Commuted Value = 1/3rd Basic Pension x 12 x factor corresponding to age next birthday as on  date of application for commutation as given in the table below.


After commutation, monthly Pension will be 2/3rd of Pension but D.A. is payable on full Pension. At the end of 15 years after commutation, full pension shall be restored. Commutation amount is exempted from Income Tax.
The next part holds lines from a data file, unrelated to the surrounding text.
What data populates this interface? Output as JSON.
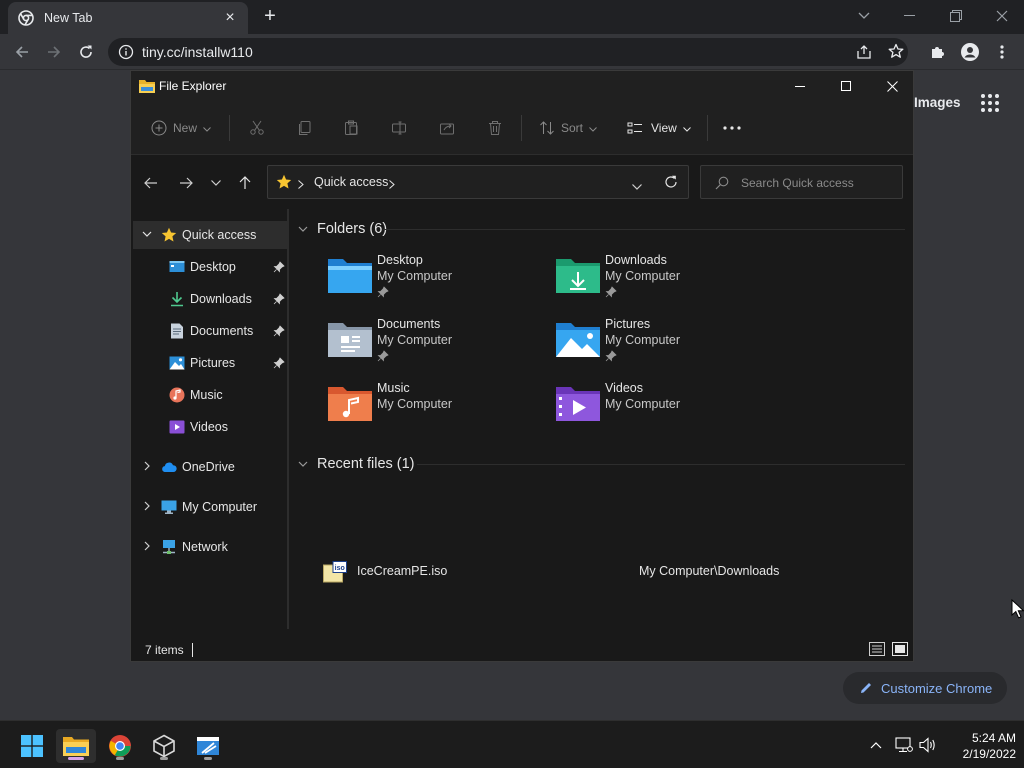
{
  "chrome": {
    "tab_title": "New Tab",
    "url": "tiny.cc/installw110",
    "ntp_images_link": "Images",
    "customize_label": "Customize Chrome",
    "accent": "#8ab4f8"
  },
  "explorer": {
    "title": "File Explorer",
    "commands": {
      "new_label": "New",
      "sort_label": "Sort",
      "view_label": "View"
    },
    "address": {
      "crumb": "Quick access"
    },
    "search": {
      "placeholder": "Search Quick access"
    },
    "nav": {
      "quick_access": "Quick access",
      "items": [
        {
          "label": "Desktop",
          "icon": "desktop-icon",
          "pinned": true
        },
        {
          "label": "Downloads",
          "icon": "downloads-icon",
          "pinned": true
        },
        {
          "label": "Documents",
          "icon": "documents-icon",
          "pinned": true
        },
        {
          "label": "Pictures",
          "icon": "pictures-icon",
          "pinned": true
        },
        {
          "label": "Music",
          "icon": "music-icon",
          "pinned": false
        },
        {
          "label": "Videos",
          "icon": "videos-icon",
          "pinned": false
        }
      ],
      "onedrive": "OneDrive",
      "my_computer": "My Computer",
      "network": "Network"
    },
    "folders_header": "Folders (6)",
    "folders": [
      {
        "name": "Desktop",
        "location": "My Computer",
        "pinned": true
      },
      {
        "name": "Downloads",
        "location": "My Computer",
        "pinned": true
      },
      {
        "name": "Documents",
        "location": "My Computer",
        "pinned": true
      },
      {
        "name": "Pictures",
        "location": "My Computer",
        "pinned": true
      },
      {
        "name": "Music",
        "location": "My Computer",
        "pinned": false
      },
      {
        "name": "Videos",
        "location": "My Computer",
        "pinned": false
      }
    ],
    "recent_header": "Recent files (1)",
    "recent": [
      {
        "name": "IceCreamPE.iso",
        "path": "My Computer\\Downloads",
        "icon_text": "iso"
      }
    ],
    "status": {
      "item_count": "7 items"
    }
  },
  "taskbar": {
    "time": "5:24 AM",
    "date": "2/19/2022"
  }
}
Age next Birthday Commutation value expressed Age next birthday Commutation value expressed
birthday as number of years’ purchase as number of years’ purchase. as number of years’ purchase
30 17.78 53 12.35
31 17.62 54 12.05
32 17.46 55 11.73
33 17.29 56 11.42
34 17.11 57 11.10
35 16.92 58 10.78
36 16.72 59 10.46
37 16.52 60 10.13
38 16.31 61 9.81
39 16.09 62 9.48
40 15.87 63 9.15
41 15.64 64 8.82
42 15.40 65 8.50
43 15.15 66 8.17
44 14.90 67 7.85
45 14.64 68 7.53
46 14.37 69 7.22
47 14.10 70 6.91
48 13.82 71 6.60
49 13.54 72 6.30
50 13.25 73 6.01
51 12.95 74 5.72
52 12.66 75 5.44


H.    Gratuity


Gratuity is payable on death, retirement, permanent disablement or resignation of an employee and it is calculated by two methods as given below and the amount whichever is higher will be paid.   Gratuity amount up to 10.00 lacs is exempted from Income Tax. 


I.     Gratuity Act 1972:


An employee is eligible for gratuity after completion of 5 years of service.   The Gratuity payable under the act is 15 days wages for every completed years of service.   The maximum gratuity payable under the Act is Rs.10.00 lacs.


 Wages for this purpose will mean Basic Pay + PQP + FPP (less HRA component) + Dearness Allowance).


The Calculation is as follows:

Gratuity Amount = (Wages) x No of year of service x 15/26


j.        Gratuity as per Service Regulations


An employee is eligible for gratuity after completion of 10 years service.   The gratuity payable is 15 months pay up to 30 years of service plus additional 15 days pay for every completed years of service beyond 30 years (Pay for this purpose means BP + PQP + Increment component of FPP).